Establecer las fronteras entre los
dominios del sueño, la realidad y la alucinación no siempre es fácil. A veces
incluso esas fronteras son prácticamente inexistentes, convirtiendo en un
continuum lo que de otro modo debería estar diferenciado, para no llegar a caer
en el absurdo. La calma mágica, obra de Alfredo Sanzol producida por el
Centro Dramático Nacional y Tanttaka Teatroa, y representada esta semana en
CASYC dentro del marco de actividades culturales de la UIMP, aborda
precisamente lo frágil de esos límites y el surrealismo tragicómico a la vez
que inquietante a que puede conducir esa indefinición de estados.

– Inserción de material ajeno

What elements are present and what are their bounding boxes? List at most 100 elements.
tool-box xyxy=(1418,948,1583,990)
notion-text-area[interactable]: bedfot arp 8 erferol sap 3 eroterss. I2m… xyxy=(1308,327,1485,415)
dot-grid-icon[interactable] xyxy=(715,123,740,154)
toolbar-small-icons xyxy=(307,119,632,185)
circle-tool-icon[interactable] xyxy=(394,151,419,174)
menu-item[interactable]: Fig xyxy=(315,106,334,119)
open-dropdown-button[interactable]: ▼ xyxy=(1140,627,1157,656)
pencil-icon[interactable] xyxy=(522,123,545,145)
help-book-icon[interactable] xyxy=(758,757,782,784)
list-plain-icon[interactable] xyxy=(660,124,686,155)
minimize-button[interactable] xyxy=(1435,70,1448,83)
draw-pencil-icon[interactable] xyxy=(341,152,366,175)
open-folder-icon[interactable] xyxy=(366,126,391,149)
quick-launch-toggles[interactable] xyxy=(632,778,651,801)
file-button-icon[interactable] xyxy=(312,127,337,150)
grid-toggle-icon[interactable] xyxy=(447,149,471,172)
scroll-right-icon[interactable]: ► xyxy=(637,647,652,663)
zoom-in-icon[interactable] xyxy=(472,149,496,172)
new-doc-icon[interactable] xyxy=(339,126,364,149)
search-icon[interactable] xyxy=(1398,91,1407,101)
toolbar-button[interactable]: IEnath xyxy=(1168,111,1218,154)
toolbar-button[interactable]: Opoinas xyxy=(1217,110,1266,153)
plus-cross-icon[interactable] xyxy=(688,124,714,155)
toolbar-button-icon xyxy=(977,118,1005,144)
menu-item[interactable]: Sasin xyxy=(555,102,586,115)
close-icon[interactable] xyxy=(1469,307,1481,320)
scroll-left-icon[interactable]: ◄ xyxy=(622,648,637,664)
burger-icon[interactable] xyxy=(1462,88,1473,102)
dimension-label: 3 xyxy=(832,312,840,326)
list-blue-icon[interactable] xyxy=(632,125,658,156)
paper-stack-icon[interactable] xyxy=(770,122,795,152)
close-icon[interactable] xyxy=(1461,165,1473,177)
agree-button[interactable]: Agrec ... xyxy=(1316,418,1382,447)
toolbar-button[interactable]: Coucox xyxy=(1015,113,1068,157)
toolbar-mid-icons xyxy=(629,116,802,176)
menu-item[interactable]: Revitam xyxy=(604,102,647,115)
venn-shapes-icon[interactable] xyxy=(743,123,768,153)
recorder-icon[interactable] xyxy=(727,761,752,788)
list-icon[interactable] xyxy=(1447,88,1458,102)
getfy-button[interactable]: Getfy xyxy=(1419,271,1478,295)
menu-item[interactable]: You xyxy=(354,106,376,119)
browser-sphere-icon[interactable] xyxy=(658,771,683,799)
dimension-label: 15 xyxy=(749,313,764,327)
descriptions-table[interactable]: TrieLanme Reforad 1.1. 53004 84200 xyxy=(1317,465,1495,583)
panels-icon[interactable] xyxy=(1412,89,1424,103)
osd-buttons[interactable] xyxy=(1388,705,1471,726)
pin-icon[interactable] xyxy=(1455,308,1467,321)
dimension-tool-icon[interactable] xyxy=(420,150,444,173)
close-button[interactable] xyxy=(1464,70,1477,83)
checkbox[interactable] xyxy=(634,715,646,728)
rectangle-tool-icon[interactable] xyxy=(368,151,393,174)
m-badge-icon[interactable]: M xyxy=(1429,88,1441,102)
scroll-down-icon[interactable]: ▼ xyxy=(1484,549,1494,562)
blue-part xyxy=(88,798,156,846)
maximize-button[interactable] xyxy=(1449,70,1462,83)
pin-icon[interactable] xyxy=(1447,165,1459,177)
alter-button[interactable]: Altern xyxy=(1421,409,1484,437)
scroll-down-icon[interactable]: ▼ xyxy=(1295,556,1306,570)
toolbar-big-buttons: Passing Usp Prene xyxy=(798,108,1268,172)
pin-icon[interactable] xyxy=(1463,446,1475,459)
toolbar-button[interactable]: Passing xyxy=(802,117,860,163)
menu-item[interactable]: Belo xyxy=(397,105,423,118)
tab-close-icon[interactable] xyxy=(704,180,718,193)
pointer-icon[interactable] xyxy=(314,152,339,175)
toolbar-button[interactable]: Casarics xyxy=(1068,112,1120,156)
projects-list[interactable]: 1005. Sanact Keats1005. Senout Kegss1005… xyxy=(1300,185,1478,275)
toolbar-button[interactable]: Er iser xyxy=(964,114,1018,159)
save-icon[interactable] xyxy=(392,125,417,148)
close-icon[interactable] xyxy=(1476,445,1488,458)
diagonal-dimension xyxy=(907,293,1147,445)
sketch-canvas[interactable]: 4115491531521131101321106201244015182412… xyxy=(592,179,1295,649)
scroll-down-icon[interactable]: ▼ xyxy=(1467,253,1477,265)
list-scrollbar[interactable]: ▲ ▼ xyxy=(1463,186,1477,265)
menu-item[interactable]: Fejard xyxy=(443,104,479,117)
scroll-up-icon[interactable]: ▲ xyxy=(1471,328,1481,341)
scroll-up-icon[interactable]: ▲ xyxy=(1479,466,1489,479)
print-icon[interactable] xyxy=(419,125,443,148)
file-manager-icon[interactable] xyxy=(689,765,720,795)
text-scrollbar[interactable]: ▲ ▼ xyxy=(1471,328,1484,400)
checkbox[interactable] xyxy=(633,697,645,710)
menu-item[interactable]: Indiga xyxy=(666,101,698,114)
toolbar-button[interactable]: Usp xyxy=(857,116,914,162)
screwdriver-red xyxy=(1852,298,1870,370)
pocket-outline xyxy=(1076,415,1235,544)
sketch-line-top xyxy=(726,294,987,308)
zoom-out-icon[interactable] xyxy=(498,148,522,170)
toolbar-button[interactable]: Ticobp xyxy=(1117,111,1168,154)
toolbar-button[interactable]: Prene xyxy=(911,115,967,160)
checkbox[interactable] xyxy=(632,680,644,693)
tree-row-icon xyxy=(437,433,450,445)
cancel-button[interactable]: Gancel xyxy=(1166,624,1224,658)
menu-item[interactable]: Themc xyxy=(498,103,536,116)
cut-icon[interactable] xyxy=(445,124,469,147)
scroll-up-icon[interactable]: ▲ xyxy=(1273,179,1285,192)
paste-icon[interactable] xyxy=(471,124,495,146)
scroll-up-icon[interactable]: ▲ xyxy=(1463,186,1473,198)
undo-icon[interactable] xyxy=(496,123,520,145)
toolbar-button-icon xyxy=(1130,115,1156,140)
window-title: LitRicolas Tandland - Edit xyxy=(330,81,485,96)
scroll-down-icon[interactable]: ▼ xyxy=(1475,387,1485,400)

Concebida como una suerte de
homenaje a su padre fallecido, también como una liberación de traviesos duendes
de su subconsciente, Sanzol nos sitúa desde el comienzo de su obra en un
territorio confuso, que parece real pero que por momentos va adentrándose en
los pasajes de lo onírico y multiplicándose como si de un equívoco juego de
espejos o muñecas rusas se tratara. Los caracteres, todos ellos, están
acometidos por una realidad que súbitamente cambia al entrar en contacto con
los mundos tangenciales que los rodean. La calma mágica, título capcioso y sugerente para
el espectador, y desde un entorno escénico desnudo a excepción de dos pasillos y un vano
oscuro por el que entran y salen todos los personajes, muestra a cinco individuos que van escalando cotas de paroxismo, inseguridad y hasta
crueldad a medida que la obra avanza, algo que el director consigue con matemática
precisión y ritmo implacable. A partir de un hecho cotidiano y ridículo —una
grabación de móvil que se convierte en la excusa esencial de todo lo que en
escena acontece— van surgiendo los temas que verdaderamente sustentan la obra,
que no son sino la constante contradicción del ser humano en sus anhelos y
elecciones y una melancólica percepción de que
«el mundo no está bien hecho» ni
puede estarlo, lo mismo en la realidad que en la ficción.
Los actores están excelentes, todos
sin excepción: Iñaki Rikarte como hipocondríaco Oliver; Martxelo Rubio como Martín, depredador machote que acaba por
encontrar la horma de su zapato; Sandra Ferrús es una Olivia libre y entrañable;
Mireia Gabilondo como Olga, empresaria que saca a relucir sus peores instintos desde
la máxima dulzura; y Aitziber Garmendia en un fugaz papel de abogada, no por
fugaz sin enjundia. Tal vez debe citarse también al magnífico elefante rosa que
acaba de poner la guinda al caótico pastel trazado por Sanzol. La apelación final
a la intervención paterna desde el más allá no nos convence demasiado por extemporánea,
pero se disculpa por ser el objetivo con que La calma mágica nació.